Friday, 4 December 2015

On pretending to be a student (UKPSF K2 K3 V4)

There is archive at Cornell for papers on physics education. A couple of days ago, there was an interesting, but some what weird paper on a tutorial at a workshop for staff on the topic of physics education. The idea was for staff to pretend to be students and then do an exercise. Given that one section heading was "The whiteboard as contested territory", this tells the reader that the exercise was
a disaster. My conclusions are that the person who was leading the discussion did a poor job. Also it is not clear what the point is of the staff members pretending to be students is. The whole point of evidence based teaching is that the research should be based on the understanding of real students.

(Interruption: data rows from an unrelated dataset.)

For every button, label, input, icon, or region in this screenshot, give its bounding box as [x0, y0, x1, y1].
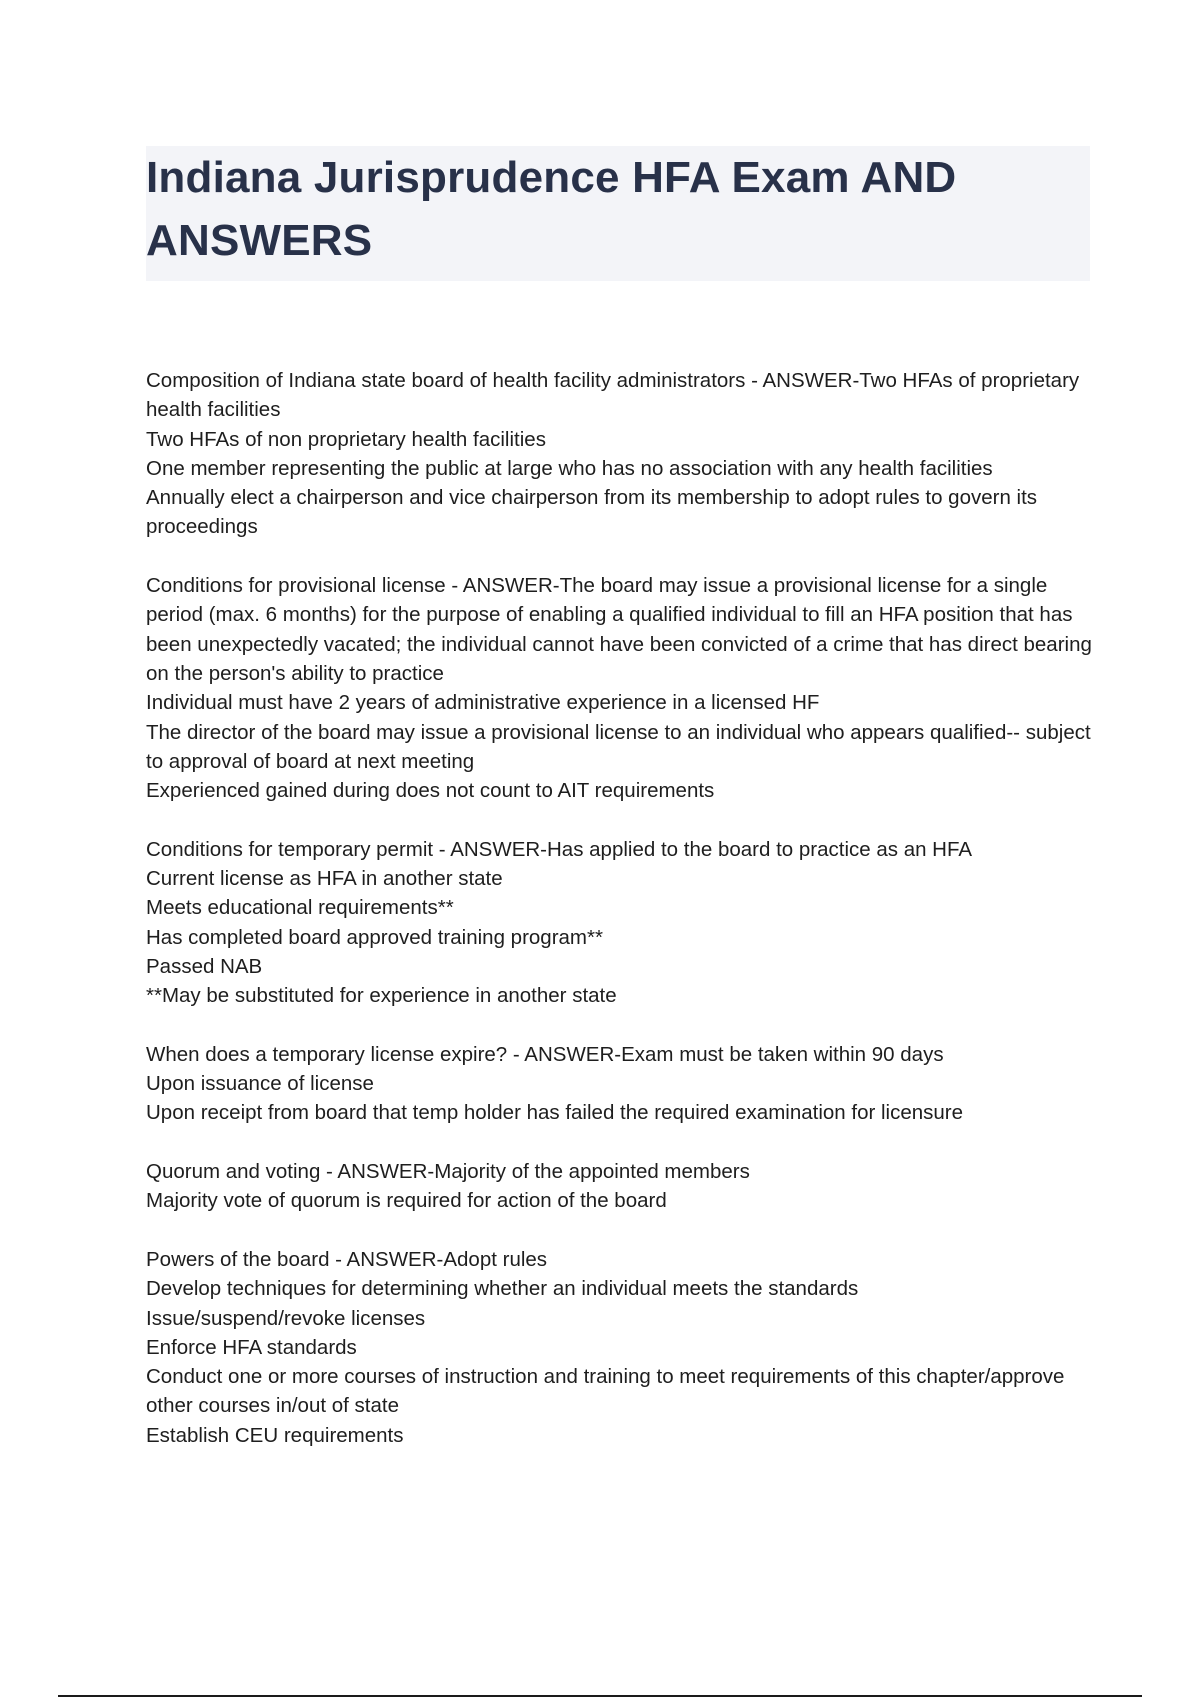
qa-line: Passed NAB [146, 954, 263, 978]
title-banner [146, 146, 1090, 281]
qa-line: Two HFAs of non proprietary health facilities [146, 427, 546, 451]
qa-item-board-composition [146, 366, 1096, 542]
qa-line: Establish CEU requirements [146, 1423, 404, 1447]
qa-line: Individual must have 2 years of administrative experience in a licensed HF [146, 691, 820, 715]
qa-item-board-powers [146, 1245, 1096, 1450]
qa-line: Annually elect a chairperson and vice chairperson from its membership to adopt rules to govern its proceedings [146, 486, 1038, 539]
qa-line: Has completed board approved training program** [146, 925, 603, 949]
qa-line: Issue/suspend/revoke licenses [146, 1306, 426, 1330]
qa-line: Conduct one or more courses of instruction and training to meet requirements of this chapter/approve other courses in/out of state [146, 1365, 1065, 1418]
qa-line: Current license as HFA in another state [146, 867, 503, 891]
qa-line: Develop techniques for determining whether an individual meets the standards [146, 1277, 859, 1301]
qa-item-quorum-voting [146, 1157, 1096, 1216]
qa-content [146, 366, 1096, 1479]
qa-line: **May be substituted for experience in another state [146, 984, 617, 1008]
qa-line: Experienced gained during does not count to AIT requirements [146, 779, 715, 803]
qa-line: Powers of the board - ANSWER-Adopt rules [146, 1247, 548, 1271]
qa-item-temporary-license-expiry [146, 1040, 1096, 1128]
qa-line: Quorum and voting - ANSWER-Majority of the appointed members [146, 1160, 750, 1184]
qa-item-provisional-license [146, 571, 1096, 805]
document-title: Indiana Jurisprudence HFA Exam AND ANSWERS [146, 153, 957, 265]
qa-line: The director of the board may issue a provisional license to an individual who appears qualified-- subject to approval of board at next meeting [146, 720, 1091, 773]
qa-line: Meets educational requirements** [146, 896, 454, 920]
qa-line: Enforce HFA standards [146, 1335, 357, 1359]
page-bottom-divider [58, 1695, 1142, 1697]
qa-line: One member representing the public at large who has no association with any health facilities [146, 456, 993, 480]
qa-line: Upon receipt from board that temp holder has failed the required examination for licensure [146, 1101, 964, 1125]
qa-line: When does a temporary license expire? - ANSWER-Exam must be taken within 90 days [146, 1042, 944, 1066]
qa-line: Upon issuance of license [146, 1072, 374, 1096]
qa-line: Conditions for temporary permit - ANSWER-Has applied to the board to practice as an HFA [146, 837, 973, 861]
qa-item-temporary-permit [146, 835, 1096, 1011]
qa-line: Conditions for provisional license - ANSWER-The board may issue a provisional license for a single period (max. 6 months) for the purpose of enabling a qualified individual to fill an HFA position that has been unexpectedly vacated; the individual cannot have been convicted of a crime that has direct bearing on the person's ability to practice [146, 574, 1092, 685]
qa-line: Composition of Indiana state board of health facility administrators - ANSWER-Two HFAs of proprietary health facilities [146, 369, 1080, 422]
qa-line: Majority vote of quorum is required for action of the board [146, 1189, 667, 1213]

As some of my colleagues pointed out, there doesn't seem to be enough content for a publication.

For reasons not totally clear to me, I probably to know a little about sociology, to pass this PGCAP course. I was searching for some information when I found this BLOG entry.  This guy notices that his behaviour as a student in the PGCAP course is not very different to when he was a pupil at school. He talks with other people during lectures, so he is disruptive. Part of the problem is that he doesn't want to be at the lecture in the first place.

I can see why he passed the course, but looking at the references he didn't really do a great deal of additional work. A lot of the references are to the philosopher Foucault,  So I assume he already knew about Foucault, given that he is in School of Applied Social Science, so he just shoe horned his previous knowledge into a framework the people marking the essay liked. 

After reading the introduction to the blog post, I think  he is a reasonable teacher. It is not clear that the PGCAP course helped him improve his teaching. They passed him, because he shared a common language with the PGCAP markers. 

In one of the  PGCAP lessons I attended the teacher said "you can quote Foucalult", and I thought  I am not quoting any of that postmodern crap, but I probably should, if I want to pass the course.

Anyway the linking theme of the paper and the blog post is that staff members are not so different to students when they are being lectured too, or when they are in a tutorial group. I don't think that this observation can be used to enhance, student centred learning, because the staff members are still different to students.